The family had its share of tragedy over the years and sets out starkly the dangers in horse racing particularly National Hunt. Jackie Lynn’s son Mickey was killed in a fall at Sandown Park on the 5th April 1955. He was a great horseman and predicted to be a champion jockey. Micky Lynn worked at Weyhill for Gerald Balding’s stable.

 “He had the perfect build for a jump jockey, he was intelligent and brave, and a brilliant all-round horseman who especially enjoyed riding all the difficult horses that no one else wanted to ride” (jockepedia)

It appears that in order to make the weight some jockeys forego the standard skull cap as their weight was included in the overall weight. Instead jockeys used headgear that looked like a skull-cap but might only have been made of cardboard or similar and offered no protection.

“In such headgear, Micky, then 23, took a dreadful fall at Sandown on April 5, 1955 in The Spring Handicap Chase. He landed headfirst, fracturing his skull. He never regained consciousness and died from his injuries two days later. A brilliant young talent and the life of a wonderful Christian young man had been snuffed out in an instant. The boy who would undoubtedly have become champion jockey was gone forever”

https://sites.google.com/site/jockeypedia/lynn-micky

Incidentally the Gerald Balding referred to above was the Grandfather of the Sport Presenter Clare Balding. Young Lynn was in good company at the Balding stables as he roomed with one Dick Francis, later to be the famous novelist.

Sadly another member of the family, Willy Lynn was also killed at Gowran Park in Kilkenny.
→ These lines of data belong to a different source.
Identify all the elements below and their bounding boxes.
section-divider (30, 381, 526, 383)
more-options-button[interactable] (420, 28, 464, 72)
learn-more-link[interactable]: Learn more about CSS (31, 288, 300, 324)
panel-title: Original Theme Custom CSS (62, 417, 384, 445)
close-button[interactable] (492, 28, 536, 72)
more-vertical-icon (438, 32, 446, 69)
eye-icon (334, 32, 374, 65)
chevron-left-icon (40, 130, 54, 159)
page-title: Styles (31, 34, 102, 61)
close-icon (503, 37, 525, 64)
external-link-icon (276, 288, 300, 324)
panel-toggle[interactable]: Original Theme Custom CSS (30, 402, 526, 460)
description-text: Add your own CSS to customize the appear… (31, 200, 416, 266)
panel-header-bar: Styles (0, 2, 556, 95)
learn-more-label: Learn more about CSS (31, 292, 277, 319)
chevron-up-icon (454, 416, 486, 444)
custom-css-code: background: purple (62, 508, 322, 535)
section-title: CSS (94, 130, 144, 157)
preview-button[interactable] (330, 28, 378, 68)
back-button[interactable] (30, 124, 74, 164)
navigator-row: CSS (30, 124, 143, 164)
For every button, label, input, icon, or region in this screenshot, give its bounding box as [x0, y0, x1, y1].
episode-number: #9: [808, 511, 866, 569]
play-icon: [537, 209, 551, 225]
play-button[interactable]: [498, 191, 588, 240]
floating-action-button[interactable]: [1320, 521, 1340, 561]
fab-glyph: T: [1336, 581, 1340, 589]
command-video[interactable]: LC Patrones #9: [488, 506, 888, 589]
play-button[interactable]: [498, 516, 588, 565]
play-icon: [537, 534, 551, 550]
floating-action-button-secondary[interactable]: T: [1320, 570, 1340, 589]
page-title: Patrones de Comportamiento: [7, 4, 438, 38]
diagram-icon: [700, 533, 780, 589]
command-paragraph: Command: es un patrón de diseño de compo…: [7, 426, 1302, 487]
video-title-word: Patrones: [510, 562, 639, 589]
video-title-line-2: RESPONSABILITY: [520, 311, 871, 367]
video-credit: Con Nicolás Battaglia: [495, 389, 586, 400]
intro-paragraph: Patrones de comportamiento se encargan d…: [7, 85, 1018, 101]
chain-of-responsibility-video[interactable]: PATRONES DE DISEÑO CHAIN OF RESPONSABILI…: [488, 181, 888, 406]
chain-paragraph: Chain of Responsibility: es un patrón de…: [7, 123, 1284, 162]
Willys son also John Lynn was killed in a fall at Southwell on the 8th December, 1945.

John Lynn junior emigrated to the UK and promised his mother he would never become a jockey.  He went on to captain the London Gaelic Football team when they won a Junior All-Ireland title in 1956

Tomorrow the Ward Union Hunt will re-enact that famous 1916 Irish Grand National after this year’s race. John Lynn and Connie Cleary will both be present at the famous old racecourse where there Grandparents proudest day occurred 100 years ago, on the same day a certain Padraig Pearse cleared his throat and began to read the Proclamation from the steps of the GPO. Let us hope they won’t have to walk home this time.